Daarnaast is de Transrotor Max als loopwerk ook klankmatig in staat tot veel moois, getuige de weergave in combinatie met het Eroica LX element. De speler legt op een analytische manier, maar wel met een stuk meer drive dan vele andere massaloopwerken, de muziek aan de luisteraar voor. Ook de timing in de weergave is excellent. Het extreem stille loopwerk is tevens een absoluut pluspunt van de Max. Die weergave kan door de gebruiker verder worden geoptimaliseerd door het toepassen van een extra 9 inch of 12 inch toonarmbasis om een andere arm met element te monteren en om de voeding te upgraden met een Konstant Eins of Konstant M-1 Reference voeding, waarmee de toerentalaanpassing meteen van handmatig naar elektronisch wijzigt. Of men schaft het luxere TMD-lager aan. Deze Transrotor is dus een prima basis om jarenlang van vinyl te kunnen genieten.

Helaas is 2850 euro nog steeds een flink bedrag en moet me toch echt van het hart dat ik vind dat het bij deze ‘instapversie’ van deze platenspeler geleverde Goldring Elektra element totaal niet past.
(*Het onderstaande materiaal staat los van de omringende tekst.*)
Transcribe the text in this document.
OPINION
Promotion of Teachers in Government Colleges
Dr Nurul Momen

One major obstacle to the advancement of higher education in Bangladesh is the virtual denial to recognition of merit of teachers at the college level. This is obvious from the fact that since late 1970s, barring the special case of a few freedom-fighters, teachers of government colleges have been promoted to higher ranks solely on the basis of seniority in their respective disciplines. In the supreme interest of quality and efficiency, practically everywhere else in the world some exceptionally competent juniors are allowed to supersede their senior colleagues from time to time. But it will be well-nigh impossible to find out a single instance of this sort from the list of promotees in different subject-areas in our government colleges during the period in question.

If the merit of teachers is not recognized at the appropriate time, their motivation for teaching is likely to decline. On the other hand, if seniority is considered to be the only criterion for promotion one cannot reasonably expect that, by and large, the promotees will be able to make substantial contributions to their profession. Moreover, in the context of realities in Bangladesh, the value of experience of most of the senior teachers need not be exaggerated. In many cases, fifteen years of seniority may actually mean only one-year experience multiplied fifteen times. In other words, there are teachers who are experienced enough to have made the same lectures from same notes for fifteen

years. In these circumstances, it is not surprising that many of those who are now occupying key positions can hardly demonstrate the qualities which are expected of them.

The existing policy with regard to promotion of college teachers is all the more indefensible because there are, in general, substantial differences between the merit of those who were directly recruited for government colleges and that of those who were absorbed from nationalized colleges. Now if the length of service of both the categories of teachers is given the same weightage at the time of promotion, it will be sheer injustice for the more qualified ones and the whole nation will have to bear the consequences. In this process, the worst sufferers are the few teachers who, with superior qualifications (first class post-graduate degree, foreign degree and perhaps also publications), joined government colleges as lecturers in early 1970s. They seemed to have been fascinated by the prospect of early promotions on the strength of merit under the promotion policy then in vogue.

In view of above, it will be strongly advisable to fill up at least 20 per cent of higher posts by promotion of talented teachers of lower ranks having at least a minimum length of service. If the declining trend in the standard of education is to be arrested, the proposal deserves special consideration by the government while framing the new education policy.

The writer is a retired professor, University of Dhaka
Dit moving magnet element is in zijn prijsklasse echt niet verkeerd, maar komt in de Max totaal niet uit de verf. Sterker nog, het element haalt vrijwel alle kwaliteiten van deze Transrotor naar beneden. De keuze voor de Goldring Elektra als meegeleverd element zal puur gebaseerd zijn op de wens om de Max onder 2900 euro aan te kunnen bieden. Zonde, ik had ervoor gekozen om de goedkoopste versie 100 euro goedkoper op de markt te brengen en de keuze voor een element bij de klant gelaten. Een goede dealer zal deze speler dan ook alleen horen met een beter passend element, of de Max-uitvoeringen met een Transrotor Ucello of MC Merlo in het assortiment opnemen.

Dat gezegd hebbende, moet ik toegeven dat de Transrotor Max een prima draaitafel zal zijn voor wie graag op analytische wijze van vinyl wil genieten. Door met verschillende elementen (of arm- /elementcombinaties) te spelen is die manier van weergave aan de persoonlijke smaak van de luisteraar aan te passen en de zeer degelijke constructie van deze speler staat garant voor een zeer lange levensduur met voldoende upgrademogelijkheden. 

Prijzen

Transrotor Max met TR-800-S en Goldring Elektra: 2850 euro
Extra toonarmbasis: 620 euro (9 inch)/ 680 euro (12 inch)
Armsokkel (type SME): 460 euro
Konstant Eins voeding: 350 euro
Konstant M-1 Reference voeding: 850 euro.